The teams not doing this drift toward longer MTTRs, longer outages, and the special breed of stress which comes from facing a problem you have never seen before while three executives ask for a status update.

This is a permission slip, not a tool

Here is the thing most leaders get wrong. They buy a chaos engineering tool. Gremlin, Steadybit, Litmus. They install it, schedule one experiment, watch nothing burn down, and conclude they are "doing chaos engineering."

You are not. You are using a tool.

What Netflix and Amazon did was give their engineers permission to be curious about what hurts. They built a culture where finding a weakness was a win, not an embarrassment. Where the person who took the system down on a Friday afternoon was a hero, not a problem. Where you measured your team by how fast they recovered, not by whether they ever fell.

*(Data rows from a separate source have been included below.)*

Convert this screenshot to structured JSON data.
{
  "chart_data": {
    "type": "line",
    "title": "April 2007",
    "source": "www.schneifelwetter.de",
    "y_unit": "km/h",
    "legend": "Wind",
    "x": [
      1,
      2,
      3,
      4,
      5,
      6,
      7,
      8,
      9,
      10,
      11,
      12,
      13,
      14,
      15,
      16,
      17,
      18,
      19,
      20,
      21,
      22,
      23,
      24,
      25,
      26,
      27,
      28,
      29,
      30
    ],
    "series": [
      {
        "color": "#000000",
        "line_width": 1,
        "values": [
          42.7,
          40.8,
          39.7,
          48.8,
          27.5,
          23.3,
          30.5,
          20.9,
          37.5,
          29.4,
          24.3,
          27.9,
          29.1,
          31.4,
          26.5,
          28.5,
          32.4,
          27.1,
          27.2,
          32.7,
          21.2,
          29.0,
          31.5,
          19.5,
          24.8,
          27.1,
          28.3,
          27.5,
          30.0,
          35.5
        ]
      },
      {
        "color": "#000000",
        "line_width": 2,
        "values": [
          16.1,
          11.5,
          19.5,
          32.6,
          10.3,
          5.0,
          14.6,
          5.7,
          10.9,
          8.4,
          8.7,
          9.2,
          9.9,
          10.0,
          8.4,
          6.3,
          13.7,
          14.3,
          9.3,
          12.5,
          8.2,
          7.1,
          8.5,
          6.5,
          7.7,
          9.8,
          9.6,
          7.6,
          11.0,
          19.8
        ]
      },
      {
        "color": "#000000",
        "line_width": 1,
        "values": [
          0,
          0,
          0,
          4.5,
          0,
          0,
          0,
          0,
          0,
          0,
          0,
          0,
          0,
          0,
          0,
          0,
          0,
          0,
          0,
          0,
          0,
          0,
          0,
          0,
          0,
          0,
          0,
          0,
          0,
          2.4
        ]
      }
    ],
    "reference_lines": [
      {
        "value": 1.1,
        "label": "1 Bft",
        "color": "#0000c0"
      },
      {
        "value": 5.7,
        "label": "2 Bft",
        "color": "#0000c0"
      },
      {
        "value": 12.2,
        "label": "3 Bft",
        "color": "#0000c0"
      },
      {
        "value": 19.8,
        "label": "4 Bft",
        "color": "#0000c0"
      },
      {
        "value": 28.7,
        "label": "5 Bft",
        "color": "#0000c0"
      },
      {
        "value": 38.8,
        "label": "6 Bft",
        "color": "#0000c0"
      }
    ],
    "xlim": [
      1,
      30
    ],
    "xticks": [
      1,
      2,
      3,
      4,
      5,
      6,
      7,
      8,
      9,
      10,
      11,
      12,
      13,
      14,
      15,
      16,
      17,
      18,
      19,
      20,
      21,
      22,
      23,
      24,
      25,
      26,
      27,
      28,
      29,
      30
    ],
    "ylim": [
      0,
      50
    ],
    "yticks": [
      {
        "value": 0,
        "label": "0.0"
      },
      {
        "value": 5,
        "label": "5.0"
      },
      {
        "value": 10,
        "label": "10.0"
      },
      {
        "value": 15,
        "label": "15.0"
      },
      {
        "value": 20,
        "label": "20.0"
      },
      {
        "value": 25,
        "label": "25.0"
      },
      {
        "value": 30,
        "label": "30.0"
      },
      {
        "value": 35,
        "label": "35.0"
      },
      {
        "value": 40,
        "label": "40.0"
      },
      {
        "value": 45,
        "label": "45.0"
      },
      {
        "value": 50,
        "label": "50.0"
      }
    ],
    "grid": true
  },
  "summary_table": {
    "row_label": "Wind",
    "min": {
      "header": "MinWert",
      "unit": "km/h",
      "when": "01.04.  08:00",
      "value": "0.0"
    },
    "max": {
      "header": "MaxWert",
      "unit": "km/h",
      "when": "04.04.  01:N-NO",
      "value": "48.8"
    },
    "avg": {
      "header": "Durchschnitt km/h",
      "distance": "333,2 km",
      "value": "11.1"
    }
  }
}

This cultural shift is harder than the tooling. The tooling is a Saturday project. The culture is a year of conversations.

I have watched leaders try to short-cut this by mandating chaos days. It does not work. The team goes through the motions, runs a sanctioned experiment in a sandbox, ticks a box, and goes back to being afraid. The fear is the problem. The tool is not.

Things to break on Monday

If you have never done this before, you do not need a platform. You need a willing team and an hour. Try one of these.

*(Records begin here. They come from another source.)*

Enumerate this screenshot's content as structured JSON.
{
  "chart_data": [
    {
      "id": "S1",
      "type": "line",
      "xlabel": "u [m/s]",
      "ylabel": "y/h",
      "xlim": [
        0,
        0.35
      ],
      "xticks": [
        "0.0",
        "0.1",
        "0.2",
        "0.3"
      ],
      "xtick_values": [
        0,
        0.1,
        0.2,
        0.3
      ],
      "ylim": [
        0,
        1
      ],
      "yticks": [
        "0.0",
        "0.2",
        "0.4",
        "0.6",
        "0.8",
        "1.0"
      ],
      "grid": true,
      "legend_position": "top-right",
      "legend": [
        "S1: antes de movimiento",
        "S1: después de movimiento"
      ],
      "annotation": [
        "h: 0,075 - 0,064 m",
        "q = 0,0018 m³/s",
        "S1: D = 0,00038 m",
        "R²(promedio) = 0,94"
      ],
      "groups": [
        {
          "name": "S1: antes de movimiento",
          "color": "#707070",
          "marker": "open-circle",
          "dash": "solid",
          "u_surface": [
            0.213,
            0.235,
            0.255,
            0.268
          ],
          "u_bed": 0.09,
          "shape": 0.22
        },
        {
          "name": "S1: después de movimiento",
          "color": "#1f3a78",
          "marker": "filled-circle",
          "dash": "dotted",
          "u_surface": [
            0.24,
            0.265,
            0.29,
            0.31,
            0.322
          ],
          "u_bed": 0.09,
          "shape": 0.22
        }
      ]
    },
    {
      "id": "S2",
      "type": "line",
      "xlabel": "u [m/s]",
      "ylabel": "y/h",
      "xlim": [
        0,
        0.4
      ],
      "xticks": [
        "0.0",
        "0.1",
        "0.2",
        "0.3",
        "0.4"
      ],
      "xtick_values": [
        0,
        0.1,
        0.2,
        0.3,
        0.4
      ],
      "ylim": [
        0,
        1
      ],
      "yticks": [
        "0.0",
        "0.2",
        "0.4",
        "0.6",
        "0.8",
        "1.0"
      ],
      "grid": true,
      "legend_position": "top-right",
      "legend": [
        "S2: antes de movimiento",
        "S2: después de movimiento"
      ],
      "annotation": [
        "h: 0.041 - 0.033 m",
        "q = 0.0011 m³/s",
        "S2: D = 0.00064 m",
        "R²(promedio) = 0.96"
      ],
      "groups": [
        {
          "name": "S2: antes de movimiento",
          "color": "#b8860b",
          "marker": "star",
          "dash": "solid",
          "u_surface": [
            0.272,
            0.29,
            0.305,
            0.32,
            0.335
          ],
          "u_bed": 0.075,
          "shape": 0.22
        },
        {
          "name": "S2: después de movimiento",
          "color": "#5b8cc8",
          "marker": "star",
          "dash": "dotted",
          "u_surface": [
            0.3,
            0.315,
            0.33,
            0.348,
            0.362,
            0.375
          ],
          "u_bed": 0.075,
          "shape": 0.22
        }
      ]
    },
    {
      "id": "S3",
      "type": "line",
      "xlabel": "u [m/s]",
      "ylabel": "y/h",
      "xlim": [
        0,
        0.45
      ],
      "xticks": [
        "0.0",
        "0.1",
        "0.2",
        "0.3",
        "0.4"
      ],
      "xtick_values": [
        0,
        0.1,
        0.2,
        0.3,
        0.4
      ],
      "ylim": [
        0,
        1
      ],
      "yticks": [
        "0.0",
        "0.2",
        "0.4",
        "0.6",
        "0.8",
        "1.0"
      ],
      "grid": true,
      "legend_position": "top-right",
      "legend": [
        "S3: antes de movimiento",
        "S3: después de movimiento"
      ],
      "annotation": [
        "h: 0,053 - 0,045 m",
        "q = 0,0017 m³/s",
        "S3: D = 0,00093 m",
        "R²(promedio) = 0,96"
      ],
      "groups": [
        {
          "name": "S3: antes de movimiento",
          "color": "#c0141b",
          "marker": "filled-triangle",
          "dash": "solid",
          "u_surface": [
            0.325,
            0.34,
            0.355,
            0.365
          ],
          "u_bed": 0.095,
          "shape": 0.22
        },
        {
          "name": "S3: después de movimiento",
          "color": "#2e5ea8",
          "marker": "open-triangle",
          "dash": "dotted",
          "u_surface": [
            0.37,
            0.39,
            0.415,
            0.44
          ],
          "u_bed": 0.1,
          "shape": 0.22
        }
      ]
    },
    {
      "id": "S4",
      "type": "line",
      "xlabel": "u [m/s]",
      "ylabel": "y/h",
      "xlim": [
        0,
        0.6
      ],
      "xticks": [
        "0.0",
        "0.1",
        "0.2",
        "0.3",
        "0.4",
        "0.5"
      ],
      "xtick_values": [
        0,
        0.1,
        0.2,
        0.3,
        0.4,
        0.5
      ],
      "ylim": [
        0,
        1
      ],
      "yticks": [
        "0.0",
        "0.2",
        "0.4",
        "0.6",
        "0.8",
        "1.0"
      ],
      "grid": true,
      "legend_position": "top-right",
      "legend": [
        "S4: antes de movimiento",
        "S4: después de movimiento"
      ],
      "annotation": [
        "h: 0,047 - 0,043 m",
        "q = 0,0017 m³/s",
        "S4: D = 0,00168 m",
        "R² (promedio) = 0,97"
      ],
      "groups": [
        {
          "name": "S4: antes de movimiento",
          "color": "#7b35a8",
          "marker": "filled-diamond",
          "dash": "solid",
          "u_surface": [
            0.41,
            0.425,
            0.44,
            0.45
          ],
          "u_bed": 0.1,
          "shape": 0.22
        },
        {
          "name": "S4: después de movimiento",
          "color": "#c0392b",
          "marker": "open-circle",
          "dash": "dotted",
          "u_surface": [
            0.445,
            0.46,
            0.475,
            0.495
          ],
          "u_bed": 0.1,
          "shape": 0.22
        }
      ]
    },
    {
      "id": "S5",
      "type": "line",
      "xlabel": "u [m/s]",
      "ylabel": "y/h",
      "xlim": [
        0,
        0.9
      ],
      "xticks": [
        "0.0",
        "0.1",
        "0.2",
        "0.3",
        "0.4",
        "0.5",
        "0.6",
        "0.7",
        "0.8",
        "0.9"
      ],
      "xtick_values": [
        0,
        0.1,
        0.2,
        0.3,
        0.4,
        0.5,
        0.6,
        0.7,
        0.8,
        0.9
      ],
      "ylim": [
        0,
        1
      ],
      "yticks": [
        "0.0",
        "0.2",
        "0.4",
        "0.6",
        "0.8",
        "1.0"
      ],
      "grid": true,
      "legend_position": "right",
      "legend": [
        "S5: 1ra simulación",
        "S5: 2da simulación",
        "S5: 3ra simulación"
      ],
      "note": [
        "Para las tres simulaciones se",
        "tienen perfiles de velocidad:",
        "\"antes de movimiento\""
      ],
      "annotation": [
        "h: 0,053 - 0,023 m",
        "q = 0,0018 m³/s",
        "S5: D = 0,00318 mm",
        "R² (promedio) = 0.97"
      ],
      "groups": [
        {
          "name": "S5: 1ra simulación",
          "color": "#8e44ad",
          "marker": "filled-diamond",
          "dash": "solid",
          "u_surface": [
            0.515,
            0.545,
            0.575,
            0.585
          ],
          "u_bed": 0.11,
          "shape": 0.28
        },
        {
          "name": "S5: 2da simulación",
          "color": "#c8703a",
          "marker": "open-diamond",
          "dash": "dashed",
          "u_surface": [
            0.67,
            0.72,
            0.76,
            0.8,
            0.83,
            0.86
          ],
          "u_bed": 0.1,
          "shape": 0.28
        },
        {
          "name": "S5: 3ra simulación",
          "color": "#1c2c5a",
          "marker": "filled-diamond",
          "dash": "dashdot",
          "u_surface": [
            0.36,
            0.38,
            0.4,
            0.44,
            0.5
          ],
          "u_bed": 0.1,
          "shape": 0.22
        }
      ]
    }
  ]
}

Kill a single backend pod during a deploy and watch what your load balancer does.

Block outbound traffic to a third-party API for five minutes and see whether your fallback fires or whether half your user flows go silent.

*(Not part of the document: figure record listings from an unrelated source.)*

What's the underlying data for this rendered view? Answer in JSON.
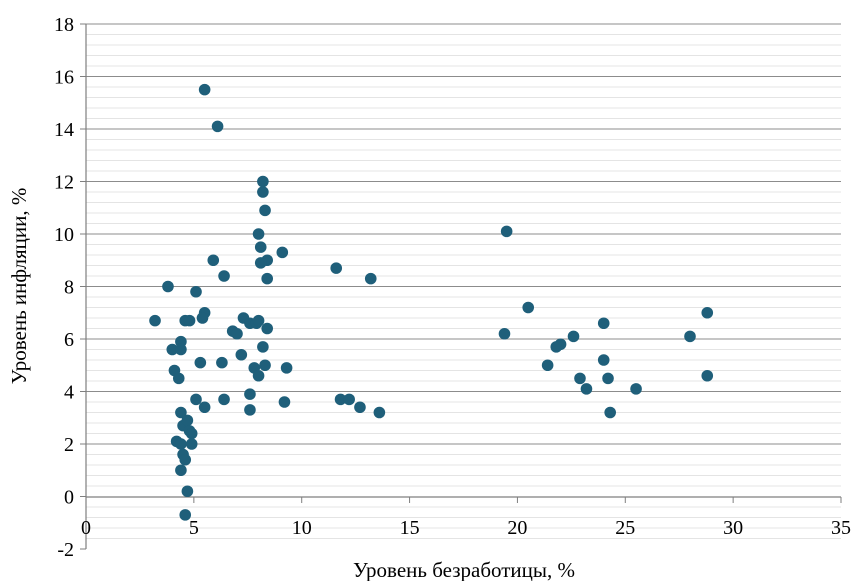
{
  "chart_data": {
    "type": "scatter",
    "xlabel": "Уровень безработицы, %",
    "ylabel": "Уровень инфляции, %",
    "xlim": [
      0,
      35
    ],
    "ylim": [
      -2,
      18
    ],
    "x_ticks": [
      0,
      5,
      10,
      15,
      20,
      25,
      30,
      35
    ],
    "y_ticks": [
      -2,
      0,
      2,
      4,
      6,
      8,
      10,
      12,
      14,
      16,
      18
    ],
    "x_tick_labels": [
      "0",
      "5",
      "10",
      "15",
      "20",
      "25",
      "30",
      "35"
    ],
    "y_tick_labels": [
      "-2",
      "0",
      "2",
      "4",
      "6",
      "8",
      "10",
      "12",
      "14",
      "16",
      "18"
    ],
    "grid": "horizontal",
    "marker_color": "#1f5f7a",
    "points": [
      {
        "x": 5.5,
        "y": 15.5
      },
      {
        "x": 6.1,
        "y": 14.1
      },
      {
        "x": 8.2,
        "y": 12.0
      },
      {
        "x": 8.2,
        "y": 11.6
      },
      {
        "x": 8.3,
        "y": 10.9
      },
      {
        "x": 8.0,
        "y": 10.0
      },
      {
        "x": 8.1,
        "y": 9.5
      },
      {
        "x": 9.1,
        "y": 9.3
      },
      {
        "x": 5.9,
        "y": 9.0
      },
      {
        "x": 8.4,
        "y": 9.0
      },
      {
        "x": 8.1,
        "y": 8.9
      },
      {
        "x": 6.4,
        "y": 8.4
      },
      {
        "x": 8.4,
        "y": 8.3
      },
      {
        "x": 11.6,
        "y": 8.7
      },
      {
        "x": 13.2,
        "y": 8.3
      },
      {
        "x": 3.8,
        "y": 8.0
      },
      {
        "x": 5.1,
        "y": 7.8
      },
      {
        "x": 5.5,
        "y": 7.0
      },
      {
        "x": 5.4,
        "y": 6.8
      },
      {
        "x": 3.2,
        "y": 6.7
      },
      {
        "x": 4.6,
        "y": 6.7
      },
      {
        "x": 4.8,
        "y": 6.7
      },
      {
        "x": 7.3,
        "y": 6.8
      },
      {
        "x": 7.6,
        "y": 6.6
      },
      {
        "x": 7.9,
        "y": 6.6
      },
      {
        "x": 8.0,
        "y": 6.7
      },
      {
        "x": 8.4,
        "y": 6.4
      },
      {
        "x": 6.8,
        "y": 6.3
      },
      {
        "x": 7.0,
        "y": 6.2
      },
      {
        "x": 4.4,
        "y": 5.9
      },
      {
        "x": 4.0,
        "y": 5.6
      },
      {
        "x": 4.4,
        "y": 5.6
      },
      {
        "x": 8.2,
        "y": 5.7
      },
      {
        "x": 7.2,
        "y": 5.4
      },
      {
        "x": 5.3,
        "y": 5.1
      },
      {
        "x": 6.3,
        "y": 5.1
      },
      {
        "x": 7.8,
        "y": 4.9
      },
      {
        "x": 8.3,
        "y": 5.0
      },
      {
        "x": 9.3,
        "y": 4.9
      },
      {
        "x": 4.1,
        "y": 4.8
      },
      {
        "x": 8.0,
        "y": 4.6
      },
      {
        "x": 4.3,
        "y": 4.5
      },
      {
        "x": 7.6,
        "y": 3.9
      },
      {
        "x": 6.4,
        "y": 3.7
      },
      {
        "x": 5.1,
        "y": 3.7
      },
      {
        "x": 5.5,
        "y": 3.4
      },
      {
        "x": 7.6,
        "y": 3.3
      },
      {
        "x": 9.2,
        "y": 3.6
      },
      {
        "x": 11.8,
        "y": 3.7
      },
      {
        "x": 12.2,
        "y": 3.7
      },
      {
        "x": 12.7,
        "y": 3.4
      },
      {
        "x": 13.6,
        "y": 3.2
      },
      {
        "x": 4.4,
        "y": 3.2
      },
      {
        "x": 4.5,
        "y": 2.7
      },
      {
        "x": 4.7,
        "y": 2.9
      },
      {
        "x": 4.8,
        "y": 2.5
      },
      {
        "x": 4.9,
        "y": 2.4
      },
      {
        "x": 4.2,
        "y": 2.1
      },
      {
        "x": 4.4,
        "y": 2.0
      },
      {
        "x": 4.9,
        "y": 2.0
      },
      {
        "x": 4.5,
        "y": 1.6
      },
      {
        "x": 4.6,
        "y": 1.4
      },
      {
        "x": 4.4,
        "y": 1.0
      },
      {
        "x": 4.7,
        "y": 0.2
      },
      {
        "x": 4.6,
        "y": -0.7
      },
      {
        "x": 19.5,
        "y": 10.1
      },
      {
        "x": 20.5,
        "y": 7.2
      },
      {
        "x": 19.4,
        "y": 6.2
      },
      {
        "x": 22.6,
        "y": 6.1
      },
      {
        "x": 22.0,
        "y": 5.8
      },
      {
        "x": 21.8,
        "y": 5.7
      },
      {
        "x": 24.0,
        "y": 6.6
      },
      {
        "x": 24.0,
        "y": 5.2
      },
      {
        "x": 21.4,
        "y": 5.0
      },
      {
        "x": 22.9,
        "y": 4.5
      },
      {
        "x": 24.2,
        "y": 4.5
      },
      {
        "x": 23.2,
        "y": 4.1
      },
      {
        "x": 25.5,
        "y": 4.1
      },
      {
        "x": 24.3,
        "y": 3.2
      },
      {
        "x": 28.0,
        "y": 6.1
      },
      {
        "x": 28.8,
        "y": 7.0
      },
      {
        "x": 28.8,
        "y": 4.6
      }
    ]
  }
}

Add 500ms of latency to your database connection pool and see how many of your "fast" endpoints turn into timeouts.

Take one of your CI runners offline mid-build and see whether the build queue recovers or stalls forever.

Force a leader election on your distributed coordinator and see how long the brownout lasts.

Each of these is small. Each takes minutes. Each will teach your team more about the system than a quarter of incident retros.

A group of engineers around a whiteboard labelled GAME DAY mapping out failure scenarios on sticky notes

The question every leader should ask

If your team had to handle a regional AWS outage right now, do you trust them to do it well?

If the honest answer is no, you have two options. You wait for the outage to happen and find out the hard way. Or you break the system yourself, on a Tuesday morning, with a stopwatch and a postmortem template, and you learn before the customers do.

The teams who break things on purpose are the teams who sleep at night.

The teams who refuse are the ones who get paged at three.